Unlike many somatic practices, there is no correct form or endpoint. Teachers offer “the possibility of being responsible to themselves in finding out how it is, and how it wants to change… each student is working in his own fashion… differently.” Sessions may last one to several hours and often include extended periods of silence.
Sensory Awareness Practice Today
Each year, the Sensory Awareness Foundation offers in-person workshops in different locations around the world, inviting participants to come together for shared exploration, direct experience, and deepening presence. Online offerings allow practitioners to bring the practice into their home and daily life through single sessions, focused series, or monthly gatherings.
The practice has influenced multiple fields. Aspects of Sensory Awareness, especially the conscious sensing of the body and following of physical sensations, flowed into many methods of physical therapy, physical psychotherapy, and psychotherapy which still exist at Esalen and other venues. Selver influenced many people in the world of body-psychology and bodywork, including Wilhelm Reich, Moshe Feldenkrais, Fritz Perls, Alan Watts, and Marion Rosen.
Primary texts include Charles Brooks’s Sensory Awareness: The Rediscovery of Experiencing (1974) and Reclaiming Vitality and Presence: Sensory Awareness as a Practice for Life (2007), a collection of Selver’s teachings. The Sensory Awareness Foundation maintains archives and certifies teachers through multi-year training.
Common Misconceptions
Sensory Awareness is not a relaxation technique, though calm may arise. It is not guided meditation, bodywork, or physical therapy, though it shares terrain with these practices. It does not teach postures or breathing exercises; rather, it invites inquiry into how breathing and posture already function.
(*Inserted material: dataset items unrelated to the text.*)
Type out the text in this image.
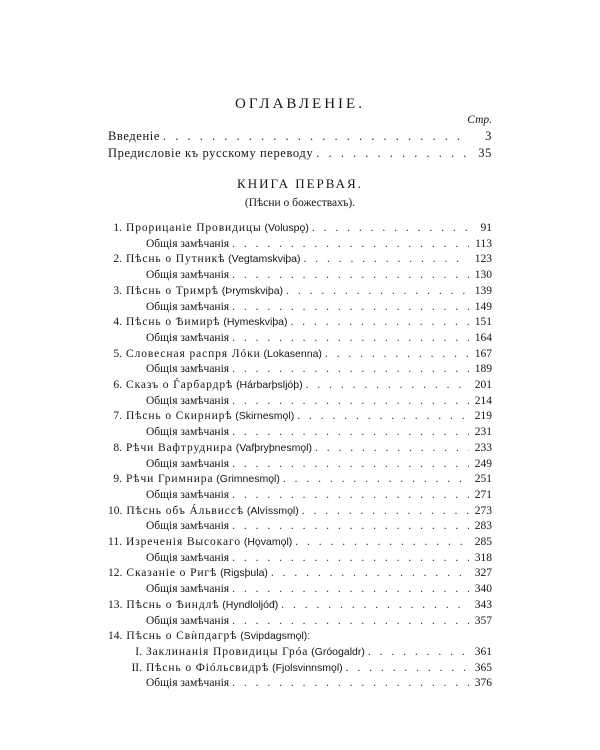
ОГЛАВЛЕНІЕ.
Стр.
Введеніе . . .	3
Предисловіе къ русскому переводу . . .	35
КНИГА ПЕРВАЯ.
(Пѣсни о божествахъ).
1. Прорицаніе Провидицы (Voluspǫ) . . .	91
Общія замѣчанія . . .	113
2. Пѣснь о Путникѣ (Vegtamskviþa) . . .	123
Общія замѣчанія . . .	130
3. Пѣснь о Тримрѣ (Þrymskviþa) . . .	139
Общія замѣчанія . . .	149
4. Пѣснь о Ѣимирѣ (Hymeskviþa) . . .	151
Общія замѣчанія . . .	164
5. Словесная распря Лóки (Lokasenna) . . .	167
Общія замѣчанія . . .	189
6. Сказъ о Ѓарбардрѣ (Hárbarþsljóþ) . . .	201
Общія замѣчанія . . .	214
7. Пѣснь о Скирнирѣ (Skirnesmǫl) . . .	219
Общія замѣчанія . . .	231
8. Рѣчи Вафтруднира (Vafþrуþnesmǫl) . . .	233
Общія замѣчанія . . .	249
9. Рѣчи Гримнира (Grimnesmǫl) . . .	251
Общія замѣчанія . . .	271
10. Пѣснь объ Áльвиссѣ (Alvíssmǫl) . . .	273
Общія замѣчанія . . .	283
11. Изреченія Высокаго (Hǫvamǫl) . . .	285
Общія замѣчанія . . .	318
12. Сказаніе о Ригѣ (Rigsþula) . . .	327
Общія замѣчанія . . .	340
13. Пѣснь о Ѣиндлѣ (Hyndlolјóđ) . . .	343
Общія замѣчанія . . .	357
14. Пѣснь о Свѝпдагрѣ (Svipdagsmǫl):
I. Заклинанія Провидицы Грóа (Gróogaldr) . . .	361
II. Пѣснь о Фióльсвидрѣ (Fjolsvinnsmǫl) . . .	365
Общія замѣчанія . . .	376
The practice is sometimes confused with sensory integration therapy (a clinical intervention for sensory processing disorders) or general mindfulness exercises like the “5-4-3-2-1” grounding technique. While Sensory Awareness involves mindful attention, it has no prescribed sequence or sensory checklist. One teacher noted that “the uniqueness of Charlotte was not sensory awareness but her ability to question close to experience,” emphasizing the practice’s emphasis on inquiry over technique.
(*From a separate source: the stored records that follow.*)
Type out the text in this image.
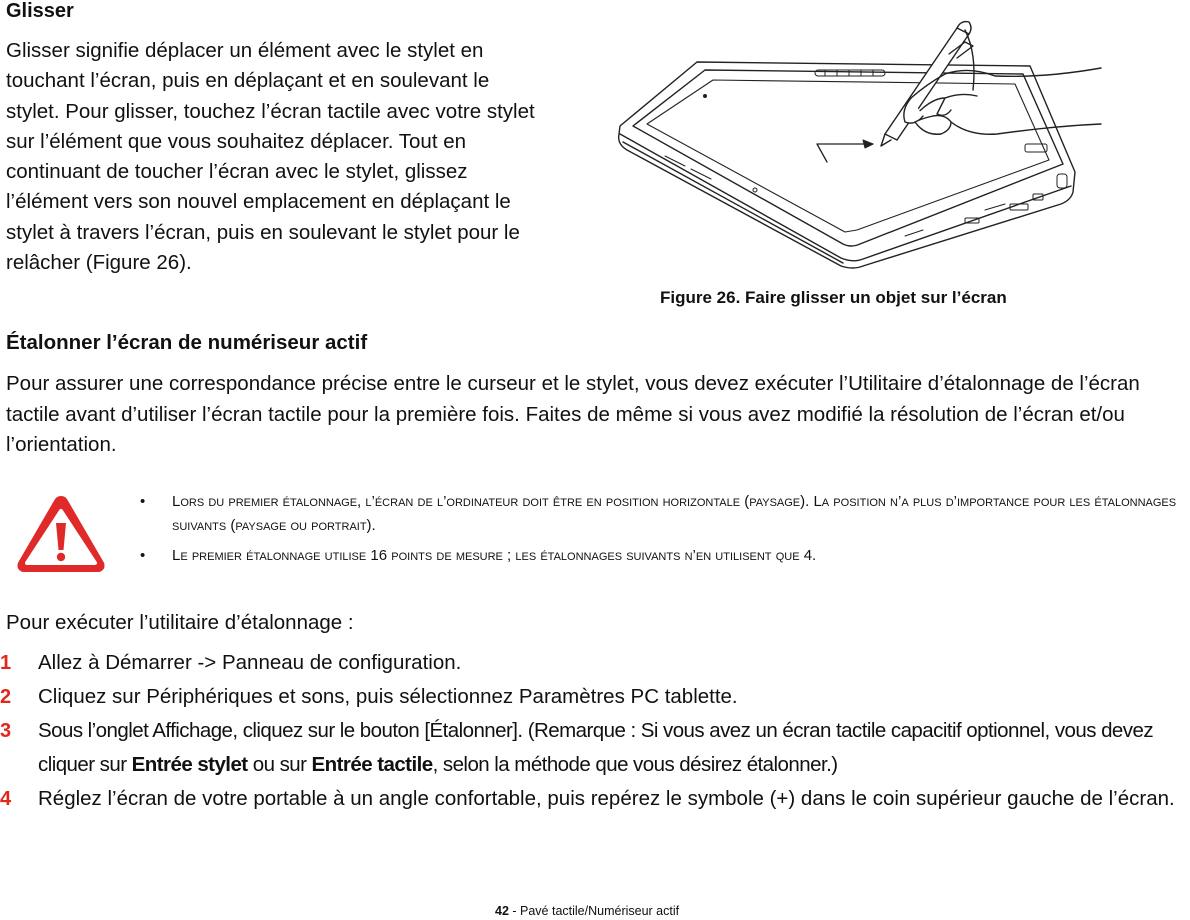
Glisser

Glisser signifie déplacer un élément avec le stylet en touchant l’écran, puis en déplaçant et en soulevant le stylet. Pour glisser, touchez l’écran tactile avec votre stylet sur l’élément que vous souhaitez déplacer. Tout en continuant de toucher l’écran avec le stylet, glissez l’élément vers son nouvel emplacement en déplaçant le stylet à travers l’écran, puis en soulevant le stylet pour le relâcher (Figure 26).

Figure 26. Faire glisser un objet sur l’écran

Étalonner l’écran de numériseur actif

Pour assurer une correspondance précise entre le curseur et le stylet, vous devez exécuter l’Utilitaire d’étalonnage de l’écran tactile avant d’utiliser l’écran tactile pour la première fois. Faites de même si vous avez modifié la résolution de l’écran et/ou l’orientation.

• Lors du premier étalonnage, l’écran de l’ordinateur doit être en position horizontale (paysage). La position n’a plus d’importance pour les étalonnages suivants (paysage ou portrait).
• Le premier étalonnage utilise 16 points de mesure ; les étalonnages suivants n’en utilisent que 4.

Pour exécuter l’utilitaire d’étalonnage :

1 Allez à Démarrer -> Panneau de configuration.
2 Cliquez sur Périphériques et sons, puis sélectionnez Paramètres PC tablette.
3 Sous l’onglet Affichage, cliquez sur le bouton [Étalonner]. (Remarque : Si vous avez un écran tactile capacitif optionnel, vous devez cliquer sur Entrée stylet ou sur Entrée tactile, selon la méthode que vous désirez étalonner.)
4 Réglez l’écran de votre portable à un angle confortable, puis repérez le symbole (+) dans le coin supérieur gauche de l’écran.

42 - Pavé tactile/Numériseur actif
It is not goal-oriented. Practitioners do not work toward flexibility, strength, or therapeutic outcomes, though these may occur. The work has no spiritual doctrine, though Alan Watts described it as “The Living Zen” after encountering Selver’s teaching.
How to Begin
The most direct entry is through a workshop with a certified Sensory Awareness leader. The Sensory Awareness Foundation (sensoryawareness.org) lists teachers and events. Many offer introductory sessions online.
For self-study, begin with Charles Brooks’s Sensory Awareness or Selver’s Reclaiming Vitality and Presence. Both contain guided experiments that can be explored alone. The Foundation offers free audio recordings as introductory resources.
A simple starting experiment: Lie on the floor and notice where your body makes contact with the ground. Without trying to change anything, allow your attention to move through points of pressure, temperature, and weight. Notice your breathing without altering it. After several minutes, stand slowly and sense any difference in how you meet the floor through your feet. This kind of non-directed, curious attention forms the basis of the practice.